To demonstrate the capability, OptaSense has run out a 3km length of buried fibre optic cable around its Winfrith facility, part of which is runs alongside the Poole to Weymouth rail line just to the west of Wool Station. This cable is linked to a typical monitoring station setup complete with CCTV.
In a demonstration of the remote monitoring capability, two-way radio was used to instruct a person outside to perform a number of threat scenarios such as cable theft. The results were all immediately visible in the monitoring station..
The proximity of the site to the southern boundary of the Poole – Weymouth rail line means the passage and health of trains passing along this line can be monitored. OptaSense believes it would be perfectly possible to link the system into a spare fibre of the FTN cable and thus monitor events on the line over a 40km distance.

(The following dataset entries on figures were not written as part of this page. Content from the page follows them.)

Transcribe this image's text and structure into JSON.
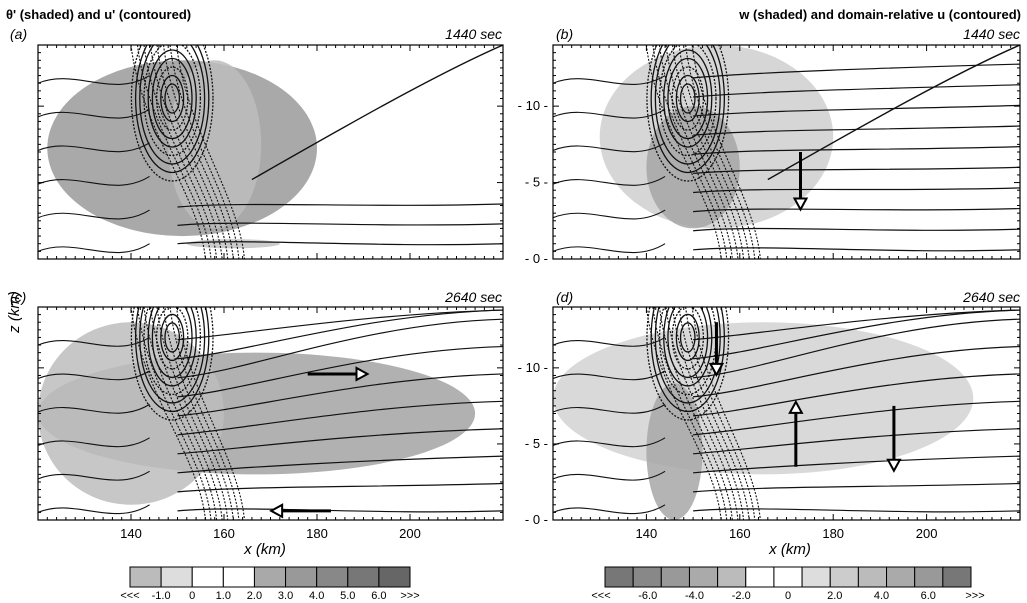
{
  "figure": {
    "left_title": "θ' (shaded) and u' (contoured)",
    "right_title": "w (shaded) and domain-relative u (contoured)",
    "x_axis_label": "x (km)",
    "y_axis_label": "z (km)"
  },
  "panels": [
    {
      "tag": "(a)",
      "time": "1440 sec"
    },
    {
      "tag": "(b)",
      "time": "1440 sec"
    },
    {
      "tag": "(c)",
      "time": "2640 sec"
    },
    {
      "tag": "(d)",
      "time": "2640 sec"
    }
  ],
  "chart_data": {
    "type": "heatmap",
    "x_ticks": [
      140,
      160,
      180,
      200
    ],
    "z_ticks": [
      0,
      5,
      10
    ],
    "x_range_km": [
      120,
      220
    ],
    "z_range_km": [
      0,
      14
    ],
    "left_colorbar": {
      "labels": [
        "<<<",
        "-1.0",
        "0",
        "1.0",
        "2.0",
        "3.0",
        "4.0",
        "5.0",
        "6.0",
        ">>>"
      ],
      "colors": [
        "#bbbbbb",
        "#dddddd",
        "#ffffff",
        "#ffffff",
        "#a9a9a9",
        "#999999",
        "#888888",
        "#777777",
        "#666666"
      ]
    },
    "right_colorbar": {
      "labels": [
        "<<<",
        "-6.0",
        "-4.0",
        "-2.0",
        "0",
        "2.0",
        "4.0",
        "6.0",
        ">>>"
      ],
      "colors": [
        "#777777",
        "#888888",
        "#999999",
        "#aaaaaa",
        "#bbbbbb",
        "#ffffff",
        "#ffffff",
        "#dddddd",
        "#cccccc",
        "#bbbbbb",
        "#aaaaaa",
        "#999999",
        "#777777"
      ]
    },
    "shaded_regions": [
      {
        "panel": "a",
        "tone": "#9a9a9a",
        "x": [
          122,
          180
        ],
        "z": [
          1.5,
          13
        ]
      },
      {
        "panel": "a",
        "tone": "#bdbdbd",
        "x": [
          148,
          168
        ],
        "z": [
          2,
          13
        ]
      },
      {
        "panel": "a",
        "tone": "#c2c2c2",
        "x": [
          152,
          172
        ],
        "z": [
          0.7,
          1.3
        ]
      },
      {
        "panel": "b",
        "tone": "#cfcfcf",
        "x": [
          130,
          180
        ],
        "z": [
          2,
          14
        ]
      },
      {
        "panel": "b",
        "tone": "#a6a6a6",
        "x": [
          140,
          160
        ],
        "z": [
          2,
          10
        ]
      },
      {
        "panel": "c",
        "tone": "#a3a3a3",
        "x": [
          120,
          214
        ],
        "z": [
          3,
          11
        ]
      },
      {
        "panel": "c",
        "tone": "#bdbdbd",
        "x": [
          120,
          160
        ],
        "z": [
          1,
          13
        ]
      },
      {
        "panel": "d",
        "tone": "#d2d2d2",
        "x": [
          120,
          210
        ],
        "z": [
          3,
          13
        ]
      },
      {
        "panel": "d",
        "tone": "#a7a7a7",
        "x": [
          140,
          152
        ],
        "z": [
          0,
          9
        ]
      }
    ],
    "wind_arrows": [
      {
        "panel": "b",
        "direction": "down",
        "x": 173,
        "z_from": 7,
        "z_to": 3.5
      },
      {
        "panel": "c",
        "direction": "right",
        "z": 9.6,
        "x_from": 178,
        "x_to": 190
      },
      {
        "panel": "c",
        "direction": "left",
        "z": 0.6,
        "x_from": 183,
        "x_to": 171
      },
      {
        "panel": "d",
        "direction": "down",
        "x": 155,
        "z_from": 13,
        "z_to": 9.8
      },
      {
        "panel": "d",
        "direction": "up",
        "x": 172,
        "z_from": 3.5,
        "z_to": 7.5
      },
      {
        "panel": "d",
        "direction": "down",
        "x": 193,
        "z_from": 7.5,
        "z_to": 3.5
      }
    ]
  }
}
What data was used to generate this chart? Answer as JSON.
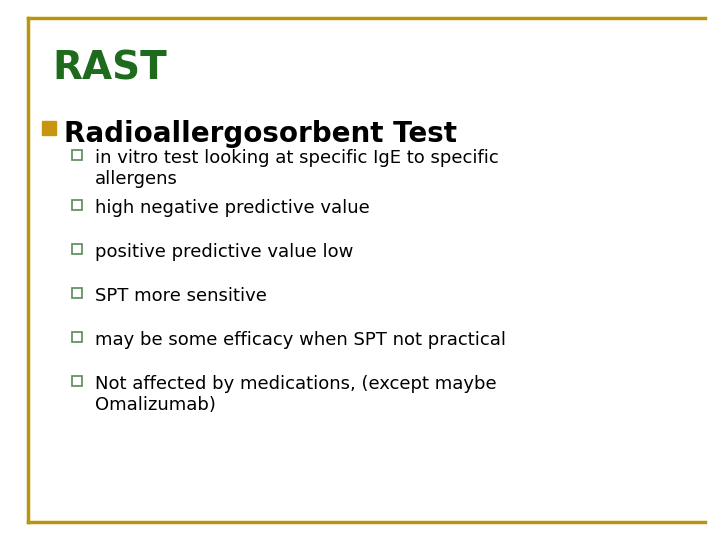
{
  "title": "RAST",
  "title_color": "#1E6B1E",
  "background_color": "#FFFFFF",
  "border_color": "#B8960C",
  "heading": "Radioallergosorbent Test",
  "heading_color": "#000000",
  "heading_bullet_color": "#C8960C",
  "bullet_items": [
    "in vitro test looking at specific IgE to specific\nallergens",
    "high negative predictive value",
    "positive predictive value low",
    "SPT more sensitive",
    "may be some efficacy when SPT not practical",
    "Not affected by medications, (except maybe\nOmalizumab)"
  ],
  "bullet_color": "#000000",
  "sub_bullet_outline_color": "#5A8A5A",
  "title_fontsize": 28,
  "heading_fontsize": 20,
  "bullet_fontsize": 13
}
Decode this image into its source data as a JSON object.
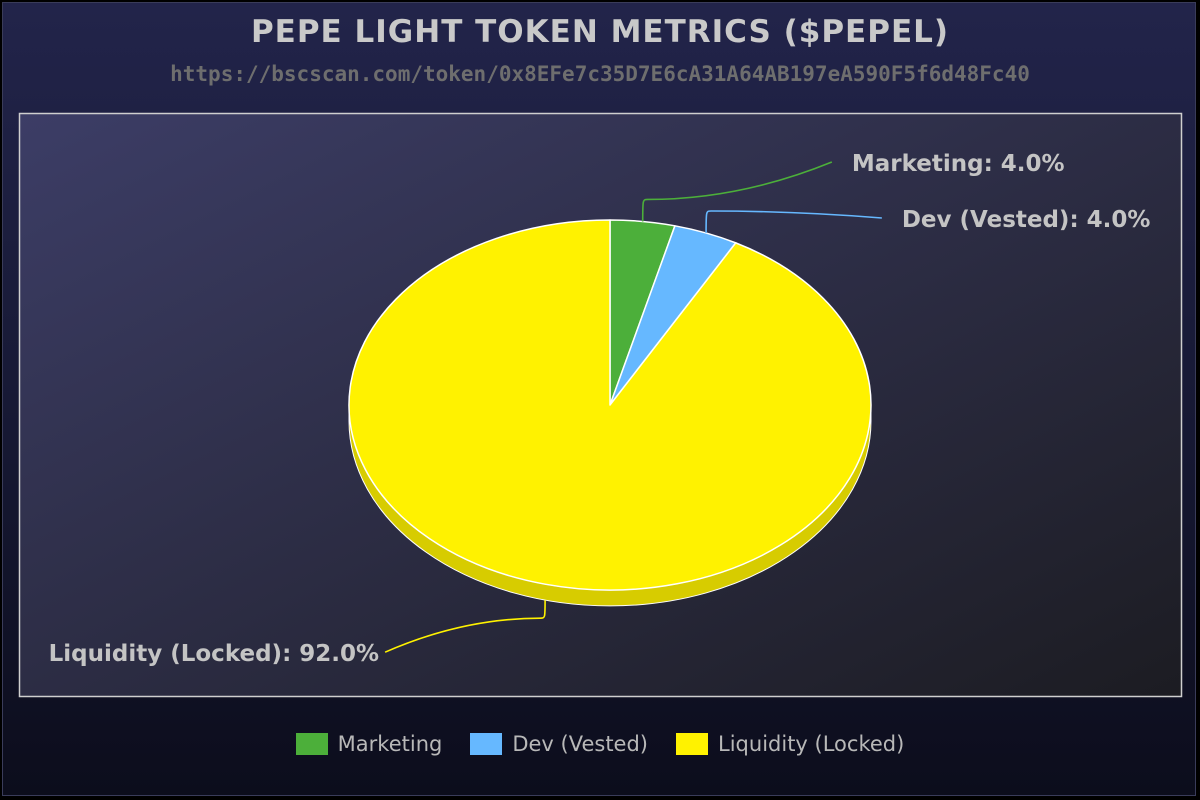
{
  "chart_data": {
    "type": "pie",
    "title": "PEPE LIGHT TOKEN METRICS ($PEPEL)",
    "subtitle": "https://bscscan.com/token/0x8EFe7c35D7E6cA31A64AB197eA590F5f6d48Fc40",
    "legend_position": "bottom",
    "slices": [
      {
        "name": "Marketing",
        "value": 4.0,
        "label": "Marketing: 4.0%",
        "color": "#4caf3a"
      },
      {
        "name": "Dev (Vested)",
        "value": 4.0,
        "label": "Dev (Vested): 4.0%",
        "color": "#66b8ff"
      },
      {
        "name": "Liquidity (Locked)",
        "value": 92.0,
        "label": "Liquidity (Locked): 92.0%",
        "color": "#fff200"
      }
    ]
  },
  "colors": {
    "background": "#161833",
    "plot_border": "#cfcfcf",
    "slice_side": "#d7cc00"
  }
}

DAS technology could replace a number of conventional trackside sensors thereby reducing the cost associated with track monitoring. Under the collaboration, a total of 25 different test scenarios are being investigated including SIL4 applications (safety integrity level 4 – the most dependable level of European Functional Safety Standards).
Future Potential
Customers who have experience of the OptaSense systems are enthusiastic about potential uses beyond the current ones of train or vehicle movement, rock fall, cable theft, wheel flats and presence of people. There are aspirations to move up the SIL ladder with perceived applications being:
- Hot axle box detection by noticing a different sound of one axle compared to others;
- Train integrity by continually counting axles as the train progresses;
- Monitoring the operation of point machines or level crossing barrier motors by detecting changes in machinery noise to detect potential failure;
- Improving user-worked crossing safety by giving time before the train arrives;
- Train positioning information as a feed into signaling systems
All long linear asset industries know the trade-off between the desire to monitor the whole length of an asset (rail, road, pipeline and border) and the prohibitive cost that this would entail using conventional technology. OptaSense has a vision to build the Earth’s Nervous System™ where these assets – the arteries of global commerce – are protected and managed. This vision appears to be both achievable and affordable.